Reticulated pythons are oviparous. Mating occurs during the cooler months, with timing varying across the species' enormous latitudinal range. A female lays between 15 and 80 eggs in a hidden chamber - hollow logs, rodent burrows, abandoned termite mounds, or dense vegetation. She then coils around the clutch in a tight pyramid and remains there for roughly 88 days without feeding. During incubation the female rhythmically contracts her muscles, a behaviour known as shiver-thermogenesis, which raises the temperature of the eggs several degrees above ambient. This is one of the rare cases of endothermic heat production in a reptile. Hatchlings emerge 60 to 75 centimetres long, fully independent, and receive no further maternal care.
Is the reticulated python endangered?
The IUCN lists Malayopython reticulatus as Least Concern. The species has a vast range, adapts readily to human-modified landscapes, and breeds prolifically. Populations are not considered to be in broad decline. However, the reticulated python is one of the most heavily exploited reptiles in the world for its skin. Hundreds of thousands of skins enter the leather trade each year, regulated under CITES Appendix II. Sustainability concerns remain in several range states, especially where wild-caught pythons dominate the trade. Other pressures include habitat loss from palm oil expansion, direct killing by farmers who blame the snakes for livestock loss, and road mortality. Despite these threats the global population remains large and resilient.

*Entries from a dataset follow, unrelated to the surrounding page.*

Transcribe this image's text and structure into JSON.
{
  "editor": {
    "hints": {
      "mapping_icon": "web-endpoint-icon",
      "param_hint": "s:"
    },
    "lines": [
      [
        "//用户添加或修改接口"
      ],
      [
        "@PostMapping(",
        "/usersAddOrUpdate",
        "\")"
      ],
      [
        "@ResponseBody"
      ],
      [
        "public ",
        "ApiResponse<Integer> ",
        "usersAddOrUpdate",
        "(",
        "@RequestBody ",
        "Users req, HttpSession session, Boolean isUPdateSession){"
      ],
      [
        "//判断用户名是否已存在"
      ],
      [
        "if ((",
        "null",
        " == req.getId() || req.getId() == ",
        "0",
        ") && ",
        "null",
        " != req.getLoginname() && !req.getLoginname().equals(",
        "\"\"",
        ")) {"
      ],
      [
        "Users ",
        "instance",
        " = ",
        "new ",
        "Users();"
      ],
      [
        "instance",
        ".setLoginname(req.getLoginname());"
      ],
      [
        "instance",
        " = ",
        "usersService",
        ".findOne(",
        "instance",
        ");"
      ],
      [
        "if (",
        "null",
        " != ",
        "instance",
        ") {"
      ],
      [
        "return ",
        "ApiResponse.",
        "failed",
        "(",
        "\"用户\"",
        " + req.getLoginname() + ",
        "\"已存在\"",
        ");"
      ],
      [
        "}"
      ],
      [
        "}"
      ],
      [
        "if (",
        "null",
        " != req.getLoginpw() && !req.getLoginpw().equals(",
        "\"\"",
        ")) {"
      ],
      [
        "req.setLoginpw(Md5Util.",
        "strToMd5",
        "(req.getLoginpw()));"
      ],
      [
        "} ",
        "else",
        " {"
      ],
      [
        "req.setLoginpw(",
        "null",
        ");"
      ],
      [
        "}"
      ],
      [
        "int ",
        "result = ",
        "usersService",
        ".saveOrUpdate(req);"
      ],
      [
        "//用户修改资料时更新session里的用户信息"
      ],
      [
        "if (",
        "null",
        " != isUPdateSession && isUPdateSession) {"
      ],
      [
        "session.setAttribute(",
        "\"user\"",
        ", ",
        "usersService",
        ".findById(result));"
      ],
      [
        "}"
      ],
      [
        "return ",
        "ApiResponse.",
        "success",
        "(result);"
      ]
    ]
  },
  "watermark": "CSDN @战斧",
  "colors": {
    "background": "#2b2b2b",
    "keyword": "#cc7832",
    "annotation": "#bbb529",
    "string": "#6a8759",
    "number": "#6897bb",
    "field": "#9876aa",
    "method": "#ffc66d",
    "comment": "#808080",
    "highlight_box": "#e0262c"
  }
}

How long do reticulated pythons live?
Wild reticulated pythons typically live 20 to 25 years, provided they reach adulthood. Juvenile mortality is high - many hatchlings are eaten by monitor lizards, birds of prey, larger snakes, wild pigs, and feral cats. Adults above 3 metres have few natural predators other than crocodiles and humans. In captivity, with stable temperatures, veterinary care, and regular feeding, individuals commonly reach 25 to 30 years. The captive record stands at 32 years. Females mature at around three to four years of age and may breed every one to three years depending on condition and prey availability.